Und das unterscheidet das Saarbrücker Bürgerforum von den sogenannten besorgten Bürgern, die sich lautstark bemerkbar gemacht haben mit ihren „Spaziergängen“ und denen vor allem ein Teil der Politik nur allzu gerne zugehört hat – die Bürger waren schließlich besorgt… Diese Bürger waren weder konstruktiv, noch hatten sie das „Wir“ im Sinn. Sie wollten einfach ihrer Wut und ihrem Hass auf alles, was nicht in ihr begrenztes Weltbild passte und womöglich Solidarität mit anderen erfordert hätte, freien Lauf lassen. Sie dagegen machen den Menschen Mut, Sie ermutigen Ihre Mitbürgerinnen und Mitbürger – Sie sind Mutbürger.

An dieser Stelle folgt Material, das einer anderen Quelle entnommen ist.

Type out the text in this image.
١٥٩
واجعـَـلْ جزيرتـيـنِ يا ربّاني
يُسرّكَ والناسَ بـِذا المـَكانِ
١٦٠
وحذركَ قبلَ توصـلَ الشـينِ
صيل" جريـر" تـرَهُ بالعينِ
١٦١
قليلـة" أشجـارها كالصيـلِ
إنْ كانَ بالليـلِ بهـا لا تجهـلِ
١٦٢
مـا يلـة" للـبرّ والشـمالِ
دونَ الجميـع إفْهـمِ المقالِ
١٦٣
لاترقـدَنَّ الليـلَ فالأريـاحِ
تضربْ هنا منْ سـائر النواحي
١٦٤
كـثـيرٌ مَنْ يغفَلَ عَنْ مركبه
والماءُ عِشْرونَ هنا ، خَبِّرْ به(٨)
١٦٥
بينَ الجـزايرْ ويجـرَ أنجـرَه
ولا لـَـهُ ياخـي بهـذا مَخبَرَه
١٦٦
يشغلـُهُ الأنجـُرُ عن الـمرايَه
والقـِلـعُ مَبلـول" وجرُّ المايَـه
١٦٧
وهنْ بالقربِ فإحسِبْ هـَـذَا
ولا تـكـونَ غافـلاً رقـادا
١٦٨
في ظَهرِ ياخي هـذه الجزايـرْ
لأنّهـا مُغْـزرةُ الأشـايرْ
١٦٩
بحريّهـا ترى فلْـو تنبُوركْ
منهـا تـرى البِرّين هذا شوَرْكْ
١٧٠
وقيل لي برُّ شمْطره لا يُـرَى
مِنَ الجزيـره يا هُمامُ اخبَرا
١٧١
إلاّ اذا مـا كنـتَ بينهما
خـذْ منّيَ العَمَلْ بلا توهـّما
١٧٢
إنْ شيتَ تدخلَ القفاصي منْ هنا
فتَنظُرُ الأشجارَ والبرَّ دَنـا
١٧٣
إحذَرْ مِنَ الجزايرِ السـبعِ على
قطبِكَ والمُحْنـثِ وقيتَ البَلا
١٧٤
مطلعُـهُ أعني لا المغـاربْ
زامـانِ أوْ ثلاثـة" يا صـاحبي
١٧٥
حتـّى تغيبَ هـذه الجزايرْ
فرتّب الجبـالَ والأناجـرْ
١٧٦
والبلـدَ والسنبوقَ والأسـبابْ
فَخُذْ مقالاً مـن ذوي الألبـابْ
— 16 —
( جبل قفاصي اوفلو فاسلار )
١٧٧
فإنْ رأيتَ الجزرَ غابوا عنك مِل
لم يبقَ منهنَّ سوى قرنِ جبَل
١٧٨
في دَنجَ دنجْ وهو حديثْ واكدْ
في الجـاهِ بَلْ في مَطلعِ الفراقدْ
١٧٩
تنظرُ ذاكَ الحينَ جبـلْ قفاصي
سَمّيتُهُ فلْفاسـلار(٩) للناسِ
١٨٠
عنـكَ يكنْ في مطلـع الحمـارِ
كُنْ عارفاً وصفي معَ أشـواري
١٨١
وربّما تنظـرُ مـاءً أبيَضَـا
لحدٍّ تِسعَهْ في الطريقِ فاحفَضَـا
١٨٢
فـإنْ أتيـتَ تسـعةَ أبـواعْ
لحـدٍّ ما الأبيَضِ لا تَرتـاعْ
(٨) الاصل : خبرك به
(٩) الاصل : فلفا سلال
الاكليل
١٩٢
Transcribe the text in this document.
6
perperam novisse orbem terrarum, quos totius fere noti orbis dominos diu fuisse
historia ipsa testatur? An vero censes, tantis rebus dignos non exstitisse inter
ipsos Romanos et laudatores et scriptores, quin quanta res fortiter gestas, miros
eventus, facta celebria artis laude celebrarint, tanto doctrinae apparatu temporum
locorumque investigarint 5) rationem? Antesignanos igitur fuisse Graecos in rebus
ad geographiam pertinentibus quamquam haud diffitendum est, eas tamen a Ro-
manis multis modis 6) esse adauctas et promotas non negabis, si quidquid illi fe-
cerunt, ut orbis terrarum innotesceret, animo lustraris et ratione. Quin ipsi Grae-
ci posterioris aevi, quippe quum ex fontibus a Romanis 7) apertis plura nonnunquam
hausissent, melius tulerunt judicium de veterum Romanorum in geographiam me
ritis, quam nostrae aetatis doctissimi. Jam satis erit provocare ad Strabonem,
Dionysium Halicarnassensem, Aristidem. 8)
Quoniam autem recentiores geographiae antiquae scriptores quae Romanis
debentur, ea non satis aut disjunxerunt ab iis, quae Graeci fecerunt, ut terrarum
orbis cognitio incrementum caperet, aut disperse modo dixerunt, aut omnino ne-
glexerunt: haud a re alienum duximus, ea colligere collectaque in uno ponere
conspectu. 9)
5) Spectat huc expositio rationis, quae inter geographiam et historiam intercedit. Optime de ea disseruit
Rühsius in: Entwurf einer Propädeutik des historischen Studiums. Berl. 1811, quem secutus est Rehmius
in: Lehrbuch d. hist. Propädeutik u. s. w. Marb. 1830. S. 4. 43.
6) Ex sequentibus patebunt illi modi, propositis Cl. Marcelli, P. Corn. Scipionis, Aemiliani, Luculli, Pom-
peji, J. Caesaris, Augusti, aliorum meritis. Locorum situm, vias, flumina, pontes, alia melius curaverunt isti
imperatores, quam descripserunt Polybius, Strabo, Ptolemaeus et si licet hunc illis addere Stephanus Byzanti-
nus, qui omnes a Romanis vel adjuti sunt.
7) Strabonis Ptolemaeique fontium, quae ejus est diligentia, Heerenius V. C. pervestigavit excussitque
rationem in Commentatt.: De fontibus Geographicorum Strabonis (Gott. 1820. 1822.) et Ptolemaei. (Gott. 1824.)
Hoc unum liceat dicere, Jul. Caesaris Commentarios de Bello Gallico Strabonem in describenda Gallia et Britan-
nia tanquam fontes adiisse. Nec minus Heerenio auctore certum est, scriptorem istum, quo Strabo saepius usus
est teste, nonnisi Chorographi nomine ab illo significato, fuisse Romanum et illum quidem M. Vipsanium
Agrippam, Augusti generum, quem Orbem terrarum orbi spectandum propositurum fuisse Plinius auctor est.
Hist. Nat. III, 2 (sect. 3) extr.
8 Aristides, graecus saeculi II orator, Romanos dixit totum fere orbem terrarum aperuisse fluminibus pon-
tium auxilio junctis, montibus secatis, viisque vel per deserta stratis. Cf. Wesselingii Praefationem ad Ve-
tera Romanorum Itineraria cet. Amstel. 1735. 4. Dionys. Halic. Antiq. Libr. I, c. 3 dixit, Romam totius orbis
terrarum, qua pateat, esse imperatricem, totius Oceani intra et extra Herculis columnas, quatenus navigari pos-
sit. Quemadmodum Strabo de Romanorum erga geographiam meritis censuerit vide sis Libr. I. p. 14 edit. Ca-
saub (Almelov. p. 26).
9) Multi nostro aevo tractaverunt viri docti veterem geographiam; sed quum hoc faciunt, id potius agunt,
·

Wobei es in diesen 50 Jahren immer wieder Grund gab, wütend zu sein auf das, was Stadtrat und Stadtverwaltung für eine gute Idee und was Investoren für profitabel hielten. Sie haben in solchen Situationen aber immer das Gespräch gesucht – nicht lautstark, nicht aggressiv. Das begann beim Altstadtfest, das Sie erfunden haben. Sie haben die Saarbrückerinnen und Saarbrücker zum Feiern zusammengebracht, sie aber gleichzeitig eingeladen, sich dabei Gedanken über ihre Stadt zu machen.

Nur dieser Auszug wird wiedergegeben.